If you are a AAA member in Washington, your roadside assistance program now extends to your bicycling trips.
Just like when you need a tow, members experiencing a bad mechanical problem out on the road can call AAA to get someone to swing by and transport them and their bikes to a safe spot (distance they will take you depends on your member level).
On July 1, AAA Washington will begin providing its more than one million members in Washington and northern Idaho emergency bicycle service. AAA members now have membership benefits that cover them on their bicycle in British Columbia, Washington, Oregon and Idaho.
AAA Washington’s new bicycle service works exactly like its emergency road service for vehicles. A member with a disabled bicycle due to mechanical failure calls the AAA hotline (800-AAA-HELP) and AAA will dispatch service. The member and their bicycle will be transported to a safe location within the distance their membership level allows: Classic – 5 miles, Plus – 100 miles, or Premier – 200 miles.

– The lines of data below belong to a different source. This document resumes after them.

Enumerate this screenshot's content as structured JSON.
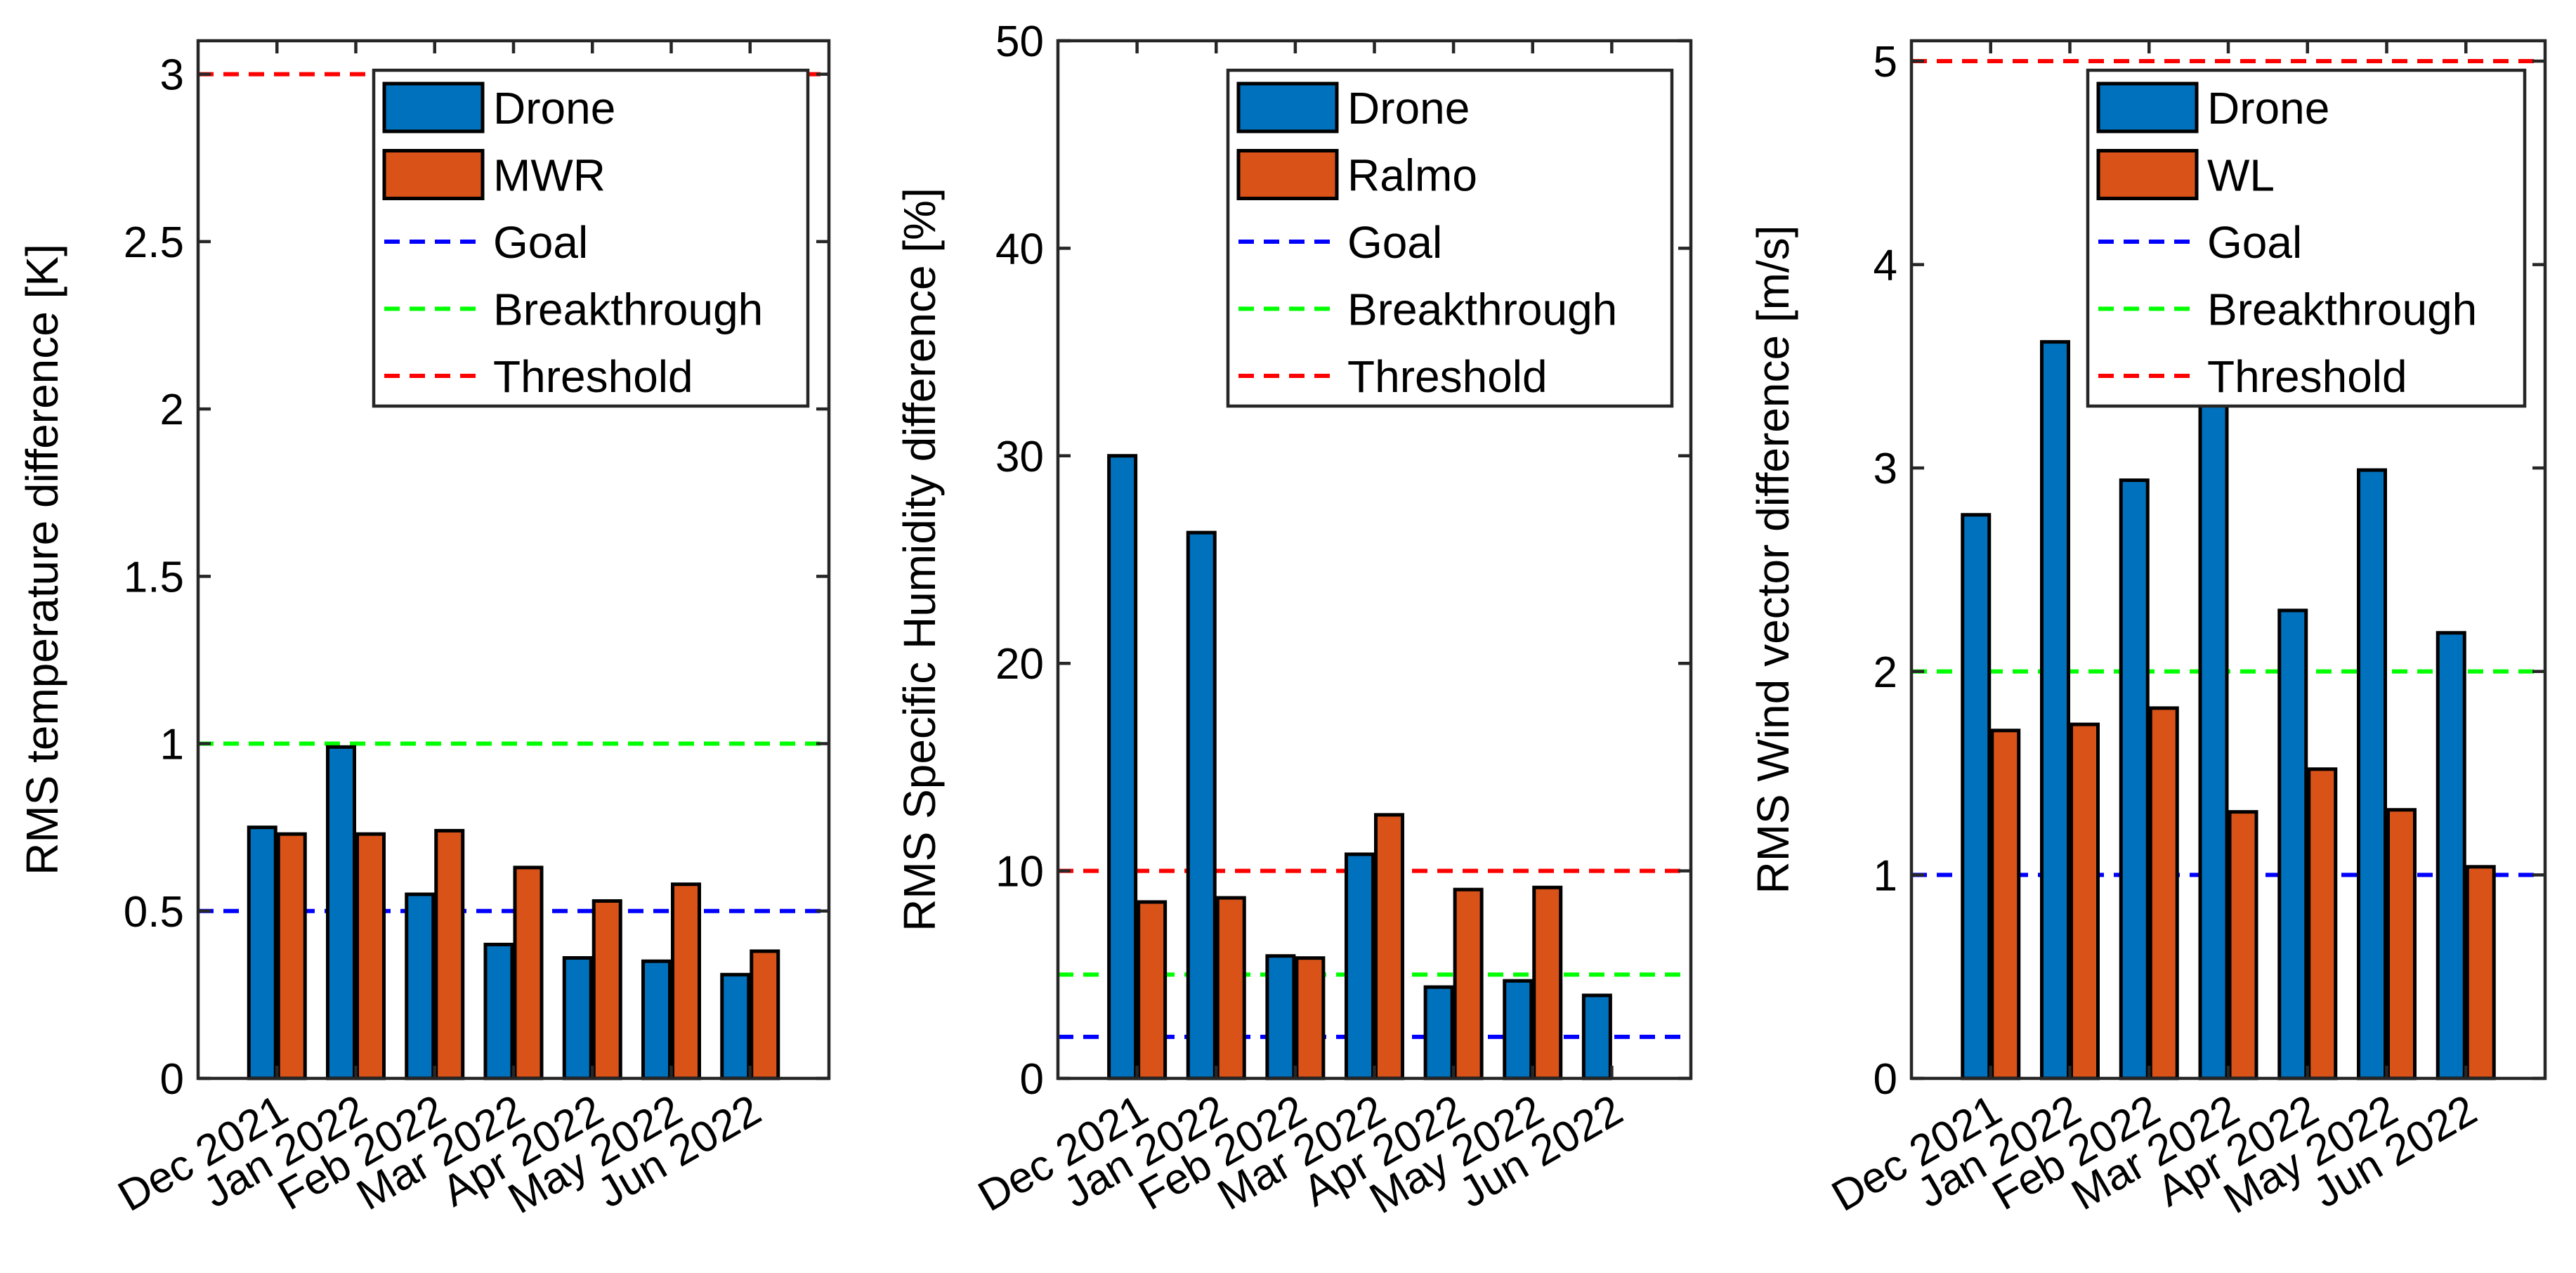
{
  "chart_data": [
    {
      "type": "bar",
      "categories": [
        "Dec 2021",
        "Jan 2022",
        "Feb 2022",
        "Mar 2022",
        "Apr 2022",
        "May 2022",
        "Jun 2022"
      ],
      "series": [
        {
          "name": "Drone",
          "color": "#0072BD",
          "values": [
            0.75,
            0.99,
            0.55,
            0.4,
            0.36,
            0.35,
            0.31
          ]
        },
        {
          "name": "MWR",
          "color": "#D95319",
          "values": [
            0.73,
            0.73,
            0.74,
            0.63,
            0.53,
            0.58,
            0.38
          ]
        }
      ],
      "reference_lines": [
        {
          "name": "Goal",
          "color": "#0000FF",
          "value": 0.5
        },
        {
          "name": "Breakthrough",
          "color": "#00FF00",
          "value": 1.0
        },
        {
          "name": "Threshold",
          "color": "#FF0000",
          "value": 3.0
        }
      ],
      "ylabel": "RMS temperature difference [K]",
      "ylim": [
        0,
        3.1
      ],
      "yticks": [
        0,
        0.5,
        1,
        1.5,
        2,
        2.5,
        3
      ],
      "ytick_labels": [
        "0",
        "0.5",
        "1",
        "1.5",
        "2",
        "2.5",
        "3"
      ],
      "legend": [
        "Drone",
        "MWR",
        "Goal",
        "Breakthrough",
        "Threshold"
      ],
      "legend_position": "top-right"
    },
    {
      "type": "bar",
      "categories": [
        "Dec 2021",
        "Jan 2022",
        "Feb 2022",
        "Mar 2022",
        "Apr 2022",
        "May 2022",
        "Jun 2022"
      ],
      "series": [
        {
          "name": "Drone",
          "color": "#0072BD",
          "values": [
            30.0,
            26.3,
            5.9,
            10.8,
            4.4,
            4.7,
            4.0
          ]
        },
        {
          "name": "Ralmo",
          "color": "#D95319",
          "values": [
            8.5,
            8.7,
            5.8,
            12.7,
            9.1,
            9.2,
            null
          ]
        }
      ],
      "reference_lines": [
        {
          "name": "Goal",
          "color": "#0000FF",
          "value": 2
        },
        {
          "name": "Breakthrough",
          "color": "#00FF00",
          "value": 5
        },
        {
          "name": "Threshold",
          "color": "#FF0000",
          "value": 10
        }
      ],
      "ylabel": "RMS Specific Humidity difference [%]",
      "ylim": [
        0,
        50
      ],
      "yticks": [
        0,
        10,
        20,
        30,
        40,
        50
      ],
      "ytick_labels": [
        "0",
        "10",
        "20",
        "30",
        "40",
        "50"
      ],
      "legend": [
        "Drone",
        "Ralmo",
        "Goal",
        "Breakthrough",
        "Threshold"
      ],
      "legend_position": "top-right"
    },
    {
      "type": "bar",
      "categories": [
        "Dec 2021",
        "Jan 2022",
        "Feb 2022",
        "Mar 2022",
        "Apr 2022",
        "May 2022",
        "Jun 2022"
      ],
      "series": [
        {
          "name": "Drone",
          "color": "#0072BD",
          "values": [
            2.77,
            3.62,
            2.94,
            3.4,
            2.3,
            2.99,
            2.19
          ]
        },
        {
          "name": "WL",
          "color": "#D95319",
          "values": [
            1.71,
            1.74,
            1.82,
            1.31,
            1.52,
            1.32,
            1.04
          ]
        }
      ],
      "reference_lines": [
        {
          "name": "Goal",
          "color": "#0000FF",
          "value": 1
        },
        {
          "name": "Breakthrough",
          "color": "#00FF00",
          "value": 2
        },
        {
          "name": "Threshold",
          "color": "#FF0000",
          "value": 5
        }
      ],
      "ylabel": "RMS Wind vector difference [m/s]",
      "ylim": [
        0,
        5.1
      ],
      "yticks": [
        0,
        1,
        2,
        3,
        4,
        5
      ],
      "ytick_labels": [
        "0",
        "1",
        "2",
        "3",
        "4",
        "5"
      ],
      "legend": [
        "Drone",
        "WL",
        "Goal",
        "Breakthrough",
        "Threshold"
      ],
      "legend_position": "top-right"
    }
  ]
}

2012 is the year that comprehensive bicycle insurance finally arrives. Two companies (that we know of) have started offering coverage to people who want coverage comparable to comprehensive car insurance, but for biking.
Bike Portland has more on the significance of these plans:
Options for comprehensive bike insurance that is similar to auto insurance has long been lacking for folks who primarily ride and for the increasing number of Americans that don’t own a car at all. (Learn more about this issue in our post, A guide to bicycle insurance options from January 2010).
The optional theft and damage protection for your bike would be based on your bike’s value. Annual premiums, [Better World Club Marketing Director Lauri] Fish says, will likely be about $40 for bikes valued up to $1,500 and would go up incrementally each $1,000 in value. The new insurance policy will also come with $1 million in liability coverage if you are involved in a collision with someone else while bicycling and it’s proven to be your fault.
This is an exciting development for folks who use a bicycle as their primary vehicle. Since comprehensive bicycle insurance hasn’t existed (until now), people have had to rely on either their homeowner’s insurance policy (which might just cover property damage), their own auto insurance policy (if they owned a car), or the policy of the person driving the motor vehicle (if indeed they even had coverage or had enough coverage). But all of those options come with legal grey areas and gaps in coverage.
So, my question to you all is, would you buy bicycle insurance?